O Conselho Superior da Magistratura já tinha ratificado, por unanimidade, em fevereiro, a suspensão preventiva de funções dos magistrados Fátima Galante e Rui Rangel, tendo agora prolongado por 120 dias a suspensão de funções da juíza.

Paralelamente, em fevereiro, Fátima Galante tinha sido suspensa no âmbito do inquérito crime, mas em julho o Supremo Tribunal de Justiça decidiu revogar a suspensão de funções que lhe sido imposta pelo juiz de instrução criminal como medida de coação, a par da proibição de contactos determinados arguidos.

Na altura, em declarações à Lusa, o advogado Paulo Sá e Cunha, defensor de Fátima Galante, explicou que o STJ considerou que os crimes que são imputados a Fátima Galante, a terem sido cometidos, não o foram no exercício das suas funções de juíza.

Segundo fonte do CSM, o prazo de suspensão da juíza desembargadora pode ser prorrogado ao abrigo do artigo 116.º do Estatuto dos Magistrados Judiciais. A suspensão de Fátima Galante tem efeito a partir de hoje.

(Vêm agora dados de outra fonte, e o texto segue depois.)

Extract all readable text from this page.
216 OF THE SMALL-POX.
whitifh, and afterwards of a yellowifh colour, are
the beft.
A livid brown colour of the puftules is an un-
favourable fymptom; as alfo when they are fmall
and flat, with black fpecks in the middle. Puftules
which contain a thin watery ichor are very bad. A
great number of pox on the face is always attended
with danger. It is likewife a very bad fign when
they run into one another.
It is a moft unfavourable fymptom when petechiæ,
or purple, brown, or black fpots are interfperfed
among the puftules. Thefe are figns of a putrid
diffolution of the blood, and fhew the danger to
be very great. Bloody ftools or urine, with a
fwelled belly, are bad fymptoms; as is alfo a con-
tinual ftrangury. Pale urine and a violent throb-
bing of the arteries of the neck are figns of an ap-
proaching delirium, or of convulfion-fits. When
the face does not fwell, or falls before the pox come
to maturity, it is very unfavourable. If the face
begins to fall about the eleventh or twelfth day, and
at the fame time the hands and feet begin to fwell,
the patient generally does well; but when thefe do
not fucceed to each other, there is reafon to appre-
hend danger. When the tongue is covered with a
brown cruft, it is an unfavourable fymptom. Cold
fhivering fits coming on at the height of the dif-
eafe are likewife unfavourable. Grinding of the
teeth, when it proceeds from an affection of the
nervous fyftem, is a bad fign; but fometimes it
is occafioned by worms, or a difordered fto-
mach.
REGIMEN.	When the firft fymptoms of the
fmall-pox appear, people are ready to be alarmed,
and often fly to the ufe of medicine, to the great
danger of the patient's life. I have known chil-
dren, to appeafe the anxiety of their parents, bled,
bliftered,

Fátima Galante integra a lista de 13 arguidos da operação LEX, entre eles estão, também, o ex-marido, o juiz Rui Rangel, e o presidente do Benfica, Luís Filipe Vieira. O processo investiga suspeitas de crimes de tráfico de influência, de corrupção, recebimento indevido de vantagem, branqueamento e fraude fiscal.

A operação Lex, que teve origem numa certidão extraída da Operação Rota do Atlântico, foi desencadeada a 30 de janeiro e envolveu mais 33 buscas, das quais 20 domiciliárias, acompanhadas por José Souto de Moura, juiz conselheiro e antigo procurador-geral da República. O Estádio da Luz, as casas do presidente do Benfica Luís Filipe Vieira, de dois juízes (Rui Rangel e Fátima Galante) e três escritórios de advogados foram alguns dos alvos.